Of the PFASs tested in the present study, HFPO-TA was shown to be the most potent. Sheng et al. (2018) assessed the effects of HPFO-TA in mice and concluded it to be a potent hepatotoxicant, causing hepatomegaly, necrosis, and increase in serum ALT, as well as a dose-dependent decrease in total cholesterol and triglycerides in the liver, and they concluded it to be more potent than PFOA, which was tested in an earlier study from the same group (Yan et al. 2014). In 2017, Pan and coworkers were the first to report on the environmental occurrence (Xiaoqing River in China), bioaccumulation (in carp) and presence in human serum of HFPO-TA, concluding that the emerging usage of HFPO-TA in the fluoropolymer manufacturing industry raises concerns about its toxicity and potential health risks to aquatic organisms and humans (Pan et al. 2017). In a more recent study, HFPO-TA was measured in the serum of residents living near a fluorochemical plant in Shandong, China, showing median serum concentrations of ~ 2 ng/mL (low pM range), almost 100 times lower than the median PFOA serum concentrations of these individuals (Yao et al. 2020). Based on our in vitro studies, which seems to be in line with the limited in vivo evidence (Sheng et al. 2018), HFPO-TA is a rather toxic PFAS, suggesting that its production and/or application should be discouraged and that human exposure should be prevented.
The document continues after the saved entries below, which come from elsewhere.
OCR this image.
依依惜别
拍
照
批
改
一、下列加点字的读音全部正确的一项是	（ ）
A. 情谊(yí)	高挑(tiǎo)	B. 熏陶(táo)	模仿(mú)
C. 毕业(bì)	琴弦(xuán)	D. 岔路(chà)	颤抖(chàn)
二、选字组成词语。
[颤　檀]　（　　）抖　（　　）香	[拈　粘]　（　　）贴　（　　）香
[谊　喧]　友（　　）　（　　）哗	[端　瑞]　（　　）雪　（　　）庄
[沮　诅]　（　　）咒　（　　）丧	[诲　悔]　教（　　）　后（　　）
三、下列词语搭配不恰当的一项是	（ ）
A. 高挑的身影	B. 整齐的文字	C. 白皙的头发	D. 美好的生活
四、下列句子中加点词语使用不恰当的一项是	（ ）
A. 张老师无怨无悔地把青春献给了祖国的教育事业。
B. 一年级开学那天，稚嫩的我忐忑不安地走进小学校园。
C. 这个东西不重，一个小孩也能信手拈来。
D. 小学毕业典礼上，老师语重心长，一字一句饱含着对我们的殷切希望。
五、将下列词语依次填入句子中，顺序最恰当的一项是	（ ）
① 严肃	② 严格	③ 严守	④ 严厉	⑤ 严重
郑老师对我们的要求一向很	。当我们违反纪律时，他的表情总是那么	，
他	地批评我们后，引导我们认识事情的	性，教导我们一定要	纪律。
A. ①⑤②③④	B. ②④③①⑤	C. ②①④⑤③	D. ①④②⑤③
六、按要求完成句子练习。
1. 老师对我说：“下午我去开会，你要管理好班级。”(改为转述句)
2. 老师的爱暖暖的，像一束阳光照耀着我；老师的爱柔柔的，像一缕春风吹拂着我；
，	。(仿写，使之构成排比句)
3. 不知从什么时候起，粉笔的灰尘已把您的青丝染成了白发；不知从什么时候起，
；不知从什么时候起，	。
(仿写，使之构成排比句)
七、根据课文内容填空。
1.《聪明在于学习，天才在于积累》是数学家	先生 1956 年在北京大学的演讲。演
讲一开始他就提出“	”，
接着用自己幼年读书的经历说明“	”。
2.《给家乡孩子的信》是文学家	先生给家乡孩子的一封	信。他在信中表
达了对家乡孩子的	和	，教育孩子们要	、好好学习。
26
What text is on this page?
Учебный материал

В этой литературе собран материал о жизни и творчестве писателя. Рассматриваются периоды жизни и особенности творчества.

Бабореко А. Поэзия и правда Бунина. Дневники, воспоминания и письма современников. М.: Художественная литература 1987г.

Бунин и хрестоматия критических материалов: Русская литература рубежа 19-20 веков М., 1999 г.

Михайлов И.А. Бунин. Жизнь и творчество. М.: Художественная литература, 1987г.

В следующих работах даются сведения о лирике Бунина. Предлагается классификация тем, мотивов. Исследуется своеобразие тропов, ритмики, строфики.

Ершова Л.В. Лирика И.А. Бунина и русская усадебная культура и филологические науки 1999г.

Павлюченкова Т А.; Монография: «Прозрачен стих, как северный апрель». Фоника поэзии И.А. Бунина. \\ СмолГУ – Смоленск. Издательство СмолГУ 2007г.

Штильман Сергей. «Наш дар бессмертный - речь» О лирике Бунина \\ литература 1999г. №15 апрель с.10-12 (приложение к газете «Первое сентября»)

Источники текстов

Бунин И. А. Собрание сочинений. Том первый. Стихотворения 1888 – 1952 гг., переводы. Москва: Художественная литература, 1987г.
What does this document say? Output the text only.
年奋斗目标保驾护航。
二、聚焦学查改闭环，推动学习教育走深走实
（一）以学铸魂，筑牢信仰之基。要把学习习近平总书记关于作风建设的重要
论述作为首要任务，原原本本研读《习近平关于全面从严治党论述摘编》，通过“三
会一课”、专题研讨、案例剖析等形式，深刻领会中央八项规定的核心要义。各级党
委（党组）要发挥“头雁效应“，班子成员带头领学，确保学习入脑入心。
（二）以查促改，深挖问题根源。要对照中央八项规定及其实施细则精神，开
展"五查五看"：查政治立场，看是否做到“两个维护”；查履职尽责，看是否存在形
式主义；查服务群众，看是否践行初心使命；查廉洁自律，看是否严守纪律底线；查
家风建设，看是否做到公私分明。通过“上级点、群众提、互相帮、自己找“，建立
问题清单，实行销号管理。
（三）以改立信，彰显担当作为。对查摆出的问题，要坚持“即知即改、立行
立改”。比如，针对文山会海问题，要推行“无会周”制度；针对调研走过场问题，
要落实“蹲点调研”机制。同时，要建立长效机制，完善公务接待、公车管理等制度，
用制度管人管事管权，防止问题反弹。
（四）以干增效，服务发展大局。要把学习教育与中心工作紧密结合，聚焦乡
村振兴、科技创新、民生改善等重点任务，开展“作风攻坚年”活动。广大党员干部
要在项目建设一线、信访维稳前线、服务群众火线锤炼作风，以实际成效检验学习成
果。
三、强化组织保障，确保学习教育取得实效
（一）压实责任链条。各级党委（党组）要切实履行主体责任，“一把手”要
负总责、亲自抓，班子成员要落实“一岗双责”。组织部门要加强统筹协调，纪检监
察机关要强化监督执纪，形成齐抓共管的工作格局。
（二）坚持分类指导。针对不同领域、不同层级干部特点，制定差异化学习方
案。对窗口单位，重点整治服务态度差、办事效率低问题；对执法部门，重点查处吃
Altogether, the present study shows an approach to select in vitro gene expression readouts in HepaRG cells that can be used to obtain information on relative potencies of PFASs related to liver toxicity in vitro. It may be concluded that the HepaRG model may provide relevant data to get insight into which PFASs are relevant regarding their hepatotoxic effects and that it can be applied as a screening tool to prioritize other PFASs for further hazard and risk assessment.